NN1: circle, arc, line detection
NN2 or C++: based on NN1, determine letters
NN3 or C++: based on NN2 outputs, determine word
vs
NN: determine word
 
It’s completely unrealistic to me that FSD will be L3 at highway speed next year. Perhaps in a few years at lower speed daytime, dry roads and without lane changes like Mercedes, but likely never due both to lack of business incentives and technical limitations . L4? LOL.

Just the certification for (L3) UNECE R157 will take 3-6 months and Tesla currently don’t have the reliability required nor the features required like hand over protocol, MRM, emergency corridor et c. Earliest 2025, probably never on current hw is my guess.

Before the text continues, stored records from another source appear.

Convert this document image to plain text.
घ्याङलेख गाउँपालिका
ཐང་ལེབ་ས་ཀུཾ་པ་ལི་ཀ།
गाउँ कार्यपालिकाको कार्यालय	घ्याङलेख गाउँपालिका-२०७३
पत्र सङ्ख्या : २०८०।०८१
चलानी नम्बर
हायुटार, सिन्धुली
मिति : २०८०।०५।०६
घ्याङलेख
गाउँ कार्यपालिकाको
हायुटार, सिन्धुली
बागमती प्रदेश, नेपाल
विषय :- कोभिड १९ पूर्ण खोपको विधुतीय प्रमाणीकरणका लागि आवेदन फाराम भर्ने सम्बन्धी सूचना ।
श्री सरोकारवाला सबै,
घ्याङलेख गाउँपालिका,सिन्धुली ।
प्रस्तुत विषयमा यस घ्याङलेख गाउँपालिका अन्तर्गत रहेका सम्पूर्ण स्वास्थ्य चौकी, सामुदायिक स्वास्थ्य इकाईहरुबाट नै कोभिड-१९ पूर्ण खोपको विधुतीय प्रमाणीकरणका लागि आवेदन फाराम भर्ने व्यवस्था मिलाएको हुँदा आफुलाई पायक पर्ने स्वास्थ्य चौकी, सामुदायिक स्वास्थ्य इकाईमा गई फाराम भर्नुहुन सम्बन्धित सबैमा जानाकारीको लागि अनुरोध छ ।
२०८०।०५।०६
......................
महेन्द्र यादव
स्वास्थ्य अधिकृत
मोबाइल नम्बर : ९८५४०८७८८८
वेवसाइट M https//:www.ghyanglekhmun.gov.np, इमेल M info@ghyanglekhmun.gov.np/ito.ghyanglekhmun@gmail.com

Instead they’re targeting they new DCAS regulations from UNECE in they ever can get that approved. Tesla’s been chairing that L2 effort for 3 years with limited success thus far. Perhaps implemented by 2025-2026?
My experience with AP and, more recently, FSD on the highway has been excellent. The only time I’ve had to take over for FSD is because it misses exits, and those are primarily cloverleaf exits which are somewhat difficult anyway because there’s such a short merge period. If you restrict it to Straight interstate driving with no exits then it absolutely could be ready.

I don’t think it’s ready for all highway driving but definitely some limited use scenarios, and even those would be huge.

Edit: my other minor gripe is it doesn’t reliably merge back over to the right lane after passing unless there’s a car on your tail. That should be a trivial fix for them to make, though.
 
My experience with AP and, more recently, FSD on the highway has been excellent. The only time I’ve had to take over for FSD is because it misses exits, and those are primarily cloverleaf exits which are somewhat difficult anyway because there’s such a short merge period. If you restrict it to Straight interstate driving with no exits then it absolutely could be ready.

I don’t think it’s ready for all highway driving but definitely some limited use scenarios, and even those would be huge.

Edit: my other minor gripe is it doesn’t reliably merge back over to the right lane after passing unless there’s a car on your tail. That should be a trivial fix for them to make, though.
If you feel it’s ready, why not try it with a blindfold and see if it still feels ready? 😉

I love my AP but I also understand that I am driving.